Changing comments makes no sense at all, because adding or removing comments would have zero impact on compilation. Files should be compiled in the same order consistently, and if the only change to their content is a comment, it will have no bearing on the final result. So there has to be more to it than that.

What this suggests to me though is that maybe something related to the old 64K limits is in play. Can you give me examples of some of the call() cases that have failed?
That PR I linked, is called during world init, it initializes all of our managed "global" variables (they sit in a datum) by calling a proc based off of a varname.

so something like
for (var/I in vars - excludelist) {call(src, "InitGlobal[I]")()}

Would either work for all, or work for none. (I think, actually, i'm not sure if it stops working or all of them, or only some of the call()()s)

But changing it to search thru subtypes of /datum/global_controller/proc and string matching against InitGlobal, and passing the direct proc reference as a type path.

(It's done this way so we can properly control exactly when "global" variables that contain initialize time references (like list or datums or proc calls) are initialized and not depend on undefined byond behavior, as well as let certain vars init before/after others without depending on undefined byond behavior)

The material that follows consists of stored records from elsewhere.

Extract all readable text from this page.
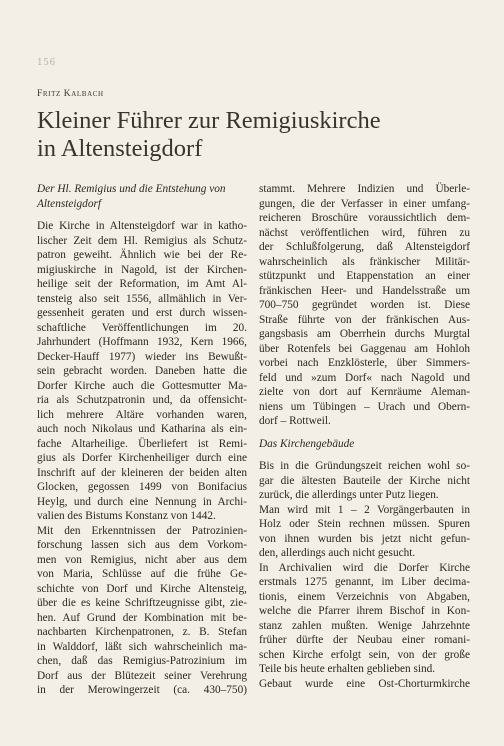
156
Fritz Kalbach
Kleiner Führer zur Remigiuskirche
in Altensteigdorf
Der Hl. Remigius und die Entstehung von
Altensteigdorf
Die Kirche in Altensteigdorf war in katho-
lischer Zeit dem Hl. Remigius als Schutz-
patron geweiht. Ähnlich wie bei der Re-
migiuskirche in Nagold, ist der Kirchen-
heilige seit der Reformation, im Amt Al-
tensteig also seit 1556, allmählich in Ver-
gessenheit geraten und erst durch wissen-
schaftliche Veröffentlichungen im 20.
Jahrhundert (Hoffmann 1932, Kern 1966,
Decker-Hauff 1977) wieder ins Bewußt-
sein gebracht worden. Daneben hatte die
Dorfer Kirche auch die Gottesmutter Ma-
ria als Schutzpatronin und, da offensicht-
lich mehrere Altäre vorhanden waren,
auch noch Nikolaus und Katharina als ein-
fache Altarheilige. Überliefert ist Remi-
gius als Dorfer Kirchenheiliger durch eine
Inschrift auf der kleineren der beiden alten
Glocken, gegossen 1499 von Bonifacius
Heylg, und durch eine Nennung in Archi-
valien des Bistums Konstanz von 1442.
Mit den Erkenntnissen der Patrozinien-
forschung lassen sich aus dem Vorkom-
men von Remigius, nicht aber aus dem
von Maria, Schlüsse auf die frühe Ge-
schichte von Dorf und Kirche Altensteig,
über die es keine Schriftzeugnisse gibt, zie-
hen. Auf Grund der Kombination mit be-
nachbarten Kirchenpatronen, z. B. Stefan
in Walddorf, läßt sich wahrscheinlich ma-
chen, daß das Remigius-Patrozinium im
Dorf aus der Blütezeit seiner Verehrung
in der Merowingerzeit (ca. 430–750)
stammt. Mehrere Indizien und Überle-
gungen, die der Verfasser in einer umfang-
reicheren Broschüre voraussichtlich dem-
nächst veröffentlichen wird, führen zu
der Schlußfolgerung, daß Altensteigdorf
wahrscheinlich als fränkischer Militär-
stützpunkt und Etappenstation an einer
fränkischen Heer- und Handelsstraße um
700–750 gegründet worden ist. Diese
Straße führte von der fränkischen Aus-
gangsbasis am Oberrhein durchs Murgtal
über Rotenfels bei Gaggenau am Hohloh
vorbei nach Enzklösterle, über Simmers-
feld und »zum Dorf« nach Nagold und
zielte von dort auf Kernräume Aleman-
niens um Tübingen – Urach und Obern-
dorf – Rottweil.
Das Kirchengebäude
Bis in die Gründungszeit reichen wohl so-
gar die ältesten Bauteile der Kirche nicht
zurück, die allerdings unter Putz liegen.
Man wird mit 1 – 2 Vorgängerbauten in
Holz oder Stein rechnen müssen. Spuren
von ihnen wurden bis jetzt nicht gefun-
den, allerdings auch nicht gesucht.
In Archivalien wird die Dorfer Kirche
erstmals 1275 genannt, im Liber decima-
tionis, einem Verzeichnis von Abgaben,
welche die Pfarrer ihrem Bischof in Kon-
stanz zahlen mußten. Wenige Jahrzehnte
früher dürfte der Neubau einer romani-
schen Kirche erfolgt sein, von der große
Teile bis heute erhalten geblieben sind.
Gebaut wurde eine Ost-Chorturmkirche
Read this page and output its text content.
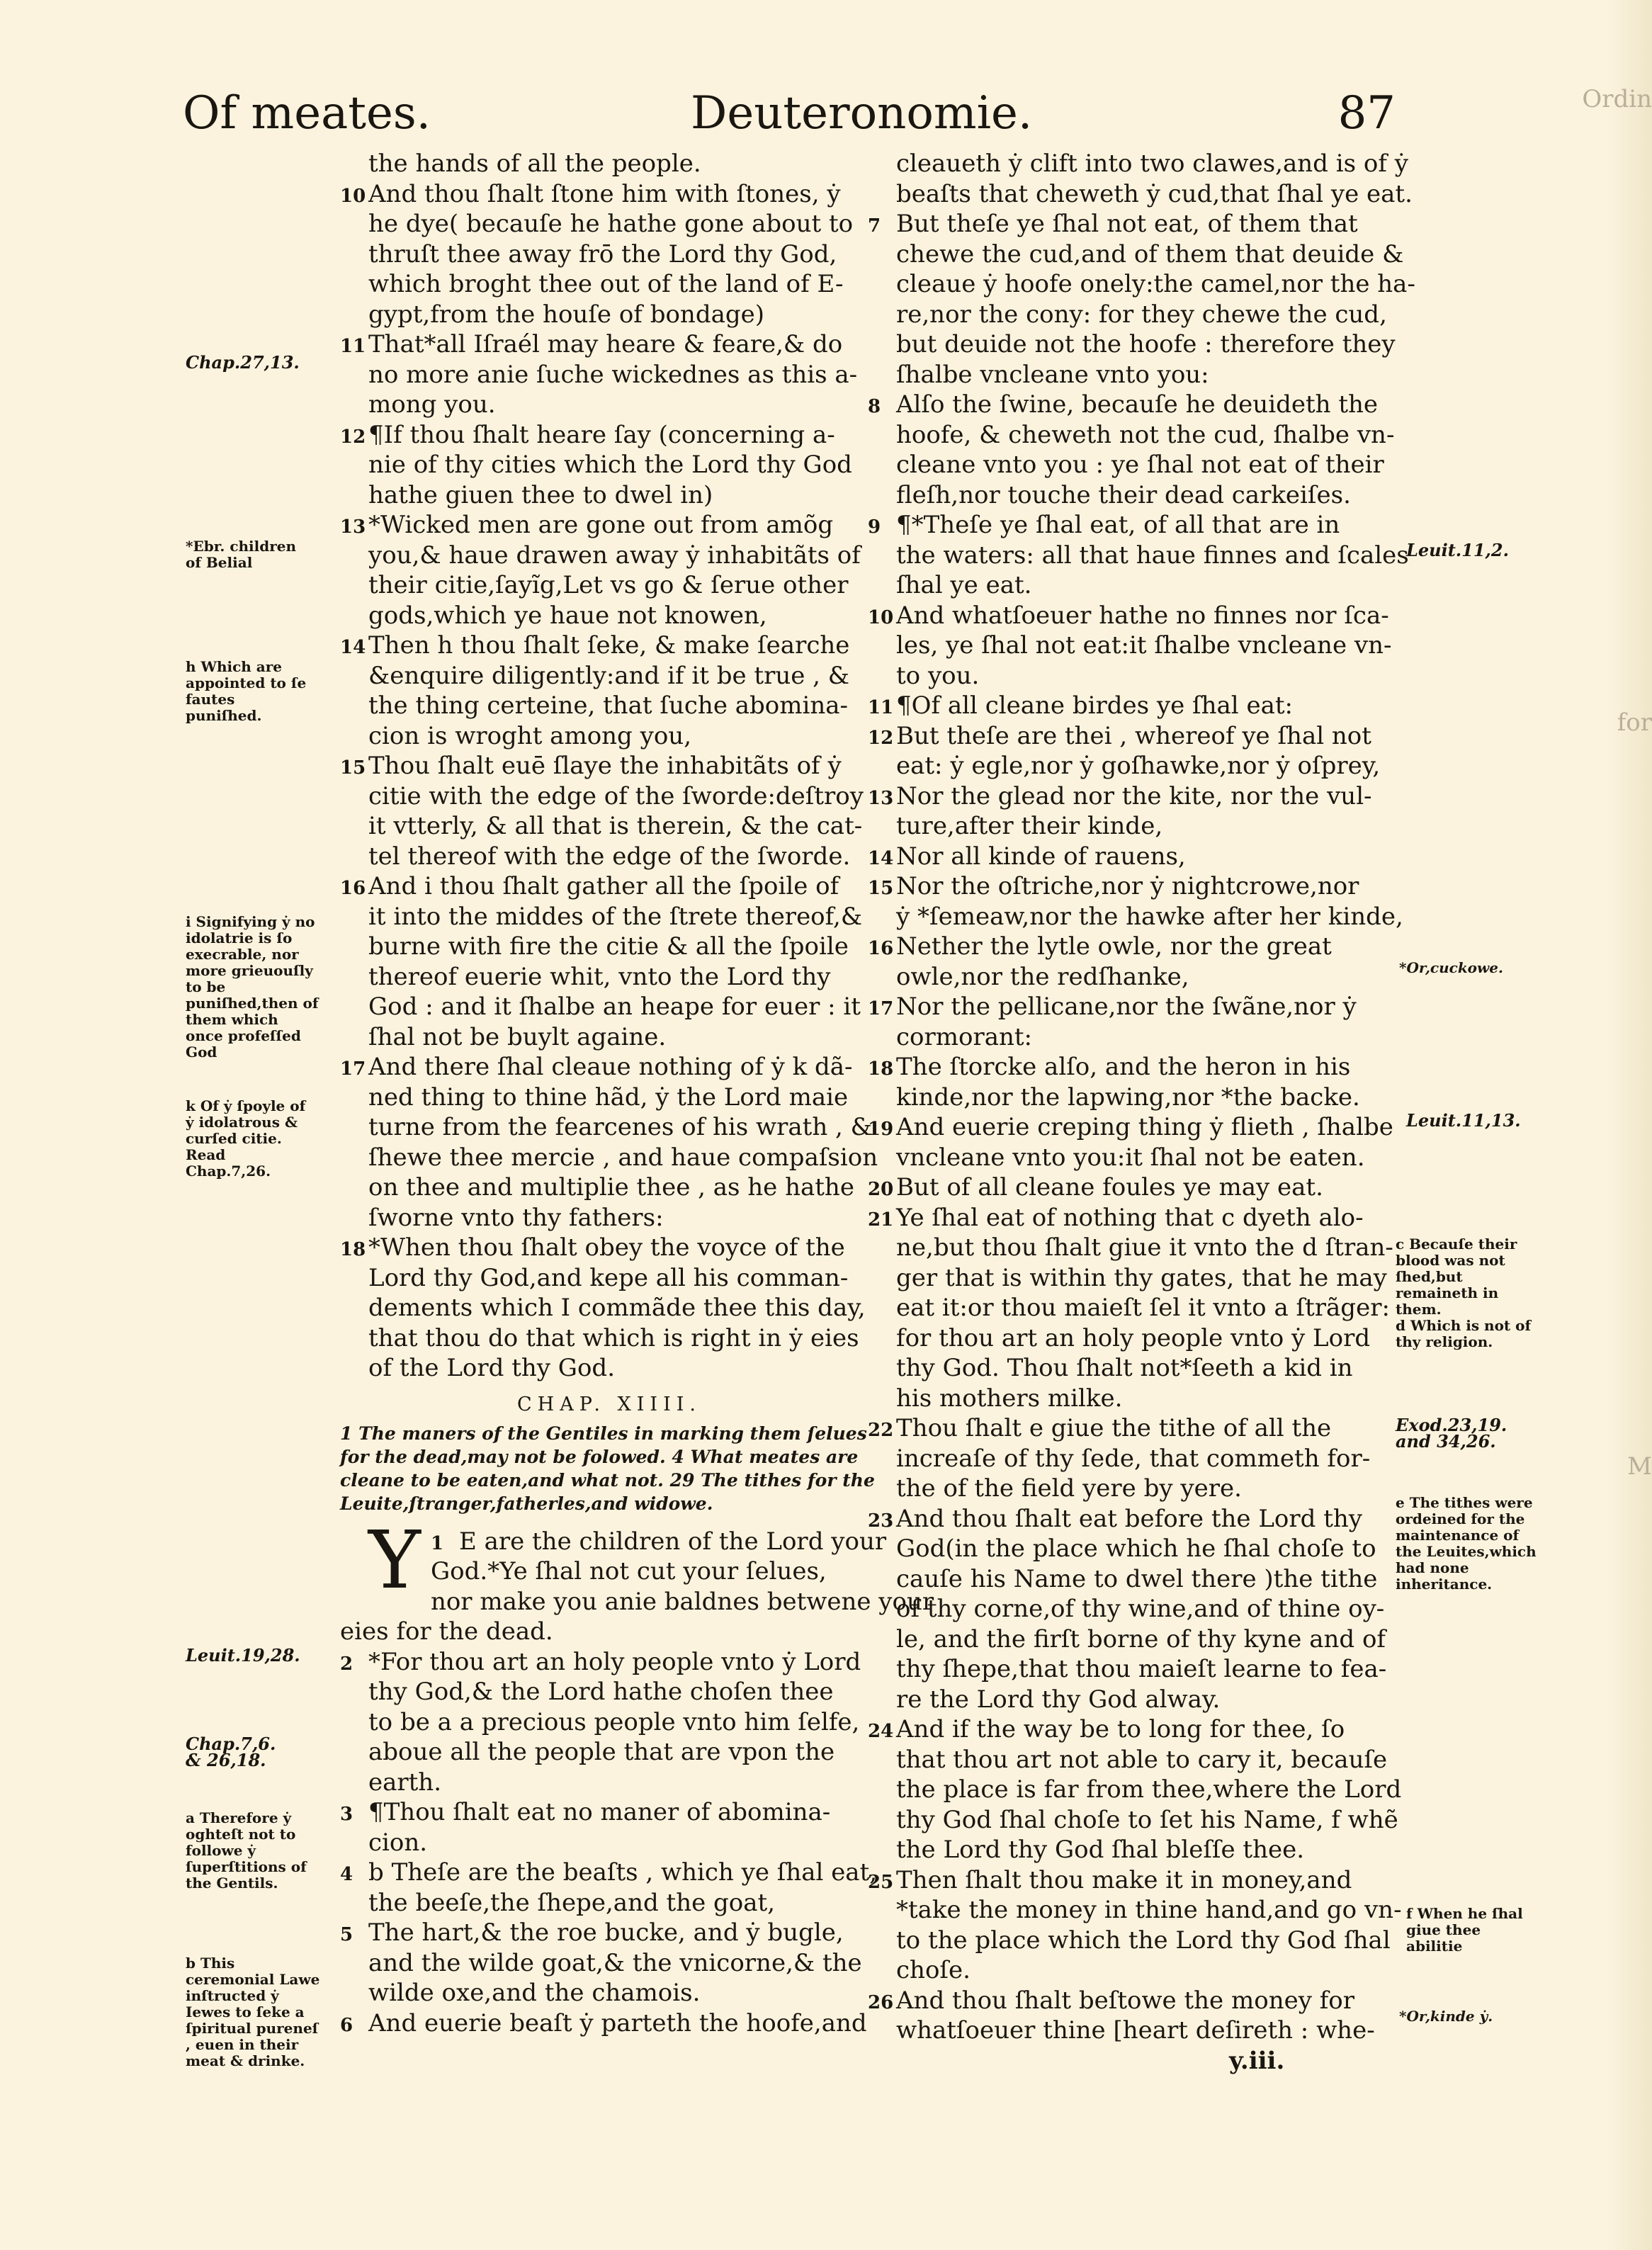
Ordin
for
M
Of meates.	Deuteronomie.	87
the hands of all the people.
10 And thou ſhalt ſtone him with ſtones, ẏ
he dye( becauſe he hathe gone about to
thruſt thee away frō the Lord thy God,
which broght thee out of the land of E-
gypt,from the houſe of bondage)
11 That*all Iſraél may heare & feare,& do
no more anie ſuche wickednes as this a-
mong you.
12 ¶If thou ſhalt heare ſay (concerning a-
nie of thy cities which the Lord thy God
hathe giuen thee to dwel in)
13 *Wicked men are gone out from amõg
you,& haue drawen away ẏ inhabitãts of
their citie,ſayĩg,Let vs go & ſerue other
gods,which ye haue not knowen,
14 Then h thou ſhalt ſeke, & make ſearche
&enquire diligently:and if it be true , &
the thing certeine, that ſuche abomina-
cion is wroght among you,
15 Thou ſhalt euē ſlaye the inhabitãts of ẏ
citie with the edge of the ſworde:deſtroy
it vtterly, & all that is therein, & the cat-
tel thereof with the edge of the ſworde.
16 And i thou ſhalt gather all the ſpoile of
it into the middes of the ſtrete thereof,&
burne with fire the citie & all the ſpoile
thereof euerie whit, vnto the Lord thy
God : and it ſhalbe an heape for euer : it
ſhal not be buylt againe.
17 And there ſhal cleaue nothing of ẏ k dã-
ned thing to thine hãd, ẏ the Lord maie
turne from the fearcenes of his wrath , &
ſhewe thee mercie , and haue compaſsion
on thee and multiplie thee , as he hathe
ſworne vnto thy fathers:
18 *When thou ſhalt obey the voyce of the
Lord thy God,and kepe all his comman-
dements which I commãde thee this day,
that thou do that which is right in ẏ eies
of the Lord thy God.
CHAP. XIIII.
1 The maners of the Gentiles in marking them ſelues for the dead,may not be folowed. 4 What meates are cleane to be eaten,and what not. 29 The tithes for the Leuite,ſtranger,fatherles,and widowe.
Y 1 E are the children of the Lord your
God.*Ye ſhal not cut your ſelues,
nor make you anie baldnes betwene your
eies for the dead.
2 *For thou art an holy people vnto ẏ Lord
thy God,& the Lord hathe choſen thee
to be a a precious people vnto him ſelfe,
aboue all the people that are vpon the
earth.
3 ¶Thou ſhalt eat no maner of abomina-
cion.
4 b Theſe are the beaſts , which ye ſhal eat,
the beeſe,the ſhepe,and the goat,
5 The hart,& the roe bucke, and ẏ bugle,
and the wilde goat,& the vnicorne,& the
wilde oxe,and the chamois.
6 And euerie beaſt ẏ parteth the hoofe,and
cleaueth ẏ clift into two clawes,and is of ẏ
beaſts that cheweth ẏ cud,that ſhal ye eat.
7 But theſe ye ſhal not eat, of them that
chewe the cud,and of them that deuide &
cleaue ẏ hoofe onely:the camel,nor the ha-
re,nor the cony: for they chewe the cud,
but deuide not the hoofe : therefore they
ſhalbe vncleane vnto you:
8 Alſo the ſwine, becauſe he deuideth the
hoofe, & cheweth not the cud, ſhalbe vn-
cleane vnto you : ye ſhal not eat of their
fleſh,nor touche their dead carkeiſes.
9 ¶*Theſe ye ſhal eat, of all that are in
the waters: all that haue finnes and ſcales
ſhal ye eat.
10 And whatſoeuer hathe no finnes nor ſca-
les, ye ſhal not eat:it ſhalbe vncleane vn-
to you.
11 ¶Of all cleane birdes ye ſhal eat:
12 But theſe are thei , whereof ye ſhal not
eat: ẏ egle,nor ẏ goſhawke,nor ẏ oſprey,
13 Nor the glead nor the kite, nor the vul-
ture,after their kinde,
14 Nor all kinde of rauens,
15 Nor the oſtriche,nor ẏ nightcrowe,nor
ẏ *ſemeaw,nor the hawke after her kinde,
16 Nether the lytle owle, nor the great
owle,nor the redſhanke,
17 Nor the pellicane,nor the ſwãne,nor ẏ
cormorant:
18 The ſtorcke alſo, and the heron in his
kinde,nor the lapwing,nor *the backe.
19 And euerie creping thing ẏ flieth , ſhalbe
vncleane vnto you:it ſhal not be eaten.
20 But of all cleane foules ye may eat.
21 Ye ſhal eat of nothing that c dyeth alo-
ne,but thou ſhalt giue it vnto the d ſtran-
ger that is within thy gates, that he may
eat it:or thou maieſt ſel it vnto a ſtrãger:
for thou art an holy people vnto ẏ Lord
thy God. Thou ſhalt not*ſeeth a kid in
his mothers milke.
22 Thou ſhalt e giue the tithe of all the
increaſe of thy ſede, that commeth for-
the of the field yere by yere.
23 And thou ſhalt eat before the Lord thy
God(in the place which he ſhal choſe to
cauſe his Name to dwel there )the tithe
of thy corne,of thy wine,and of thine oy-
le, and the firſt borne of thy kyne and of
thy ſhepe,that thou maieſt learne to fea-
re the Lord thy God alway.
24 And if the way be to long for thee, ſo
that thou art not able to cary it, becauſe
the place is far from thee,where the Lord
thy God ſhal choſe to ſet his Name, f whẽ
the Lord thy God ſhal bleſſe thee.
25 Then ſhalt thou make it in money,and
*take the money in thine hand,and go vn-
to the place which the Lord thy God ſhal
choſe.
26 And thou ſhalt beſtowe the money for
whatſoeuer thine [heart deſireth : whe-
y.iii.
Chap.27,13.
*Ebr. children of Belial
h Which are appointed to ſe fautes puniſhed.
i Signifying ẏ no idolatrie is ſo execrable, nor more grieuouſly to be puniſhed,then of them which once profeſſed God
k Of ẏ ſpoyle of ẏ idolatrous & curſed citie. Read Chap.7,26.
Leuit.19,28.
Chap.7,6. & 26,18.
a Therefore ẏ oghteſt not to followe ẏ ſuperſtitions of the Gentils.
b This ceremonial Lawe inſtructed ẏ Iewes to ſeke a ſpiritual pureneſ , euen in their meat & drinke.
Leuit.11,2.
*Or,cuckowe.
Leuit.11,13.
c Becauſe their blood was not ſhed,but remaineth in them.
d Which is not of thy religion.
Exod.23,19. and 34,26.
e The tithes were ordeined for the maintenance of the Leuites,which had none inheritance.
f When he ſhal giue thee abilitie
*Or,kinde ẏ.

I'll do some more testing to see, but because code changes can randomly make this bug show, it's hard to ever really know if something really triggered/detriggered the bug. The big thing i'll want to know, is if hascall() works correctly when the bug happens, and if text2path works correctly. Might narrow it down.

The comments thing could have also just been the issue deciding to randomly trigger, We first were told about this issue 3 months ago but we don't run linux byond servers so narrowing it down hasn't been easy.

Another code branch that does run linux servers figured this out.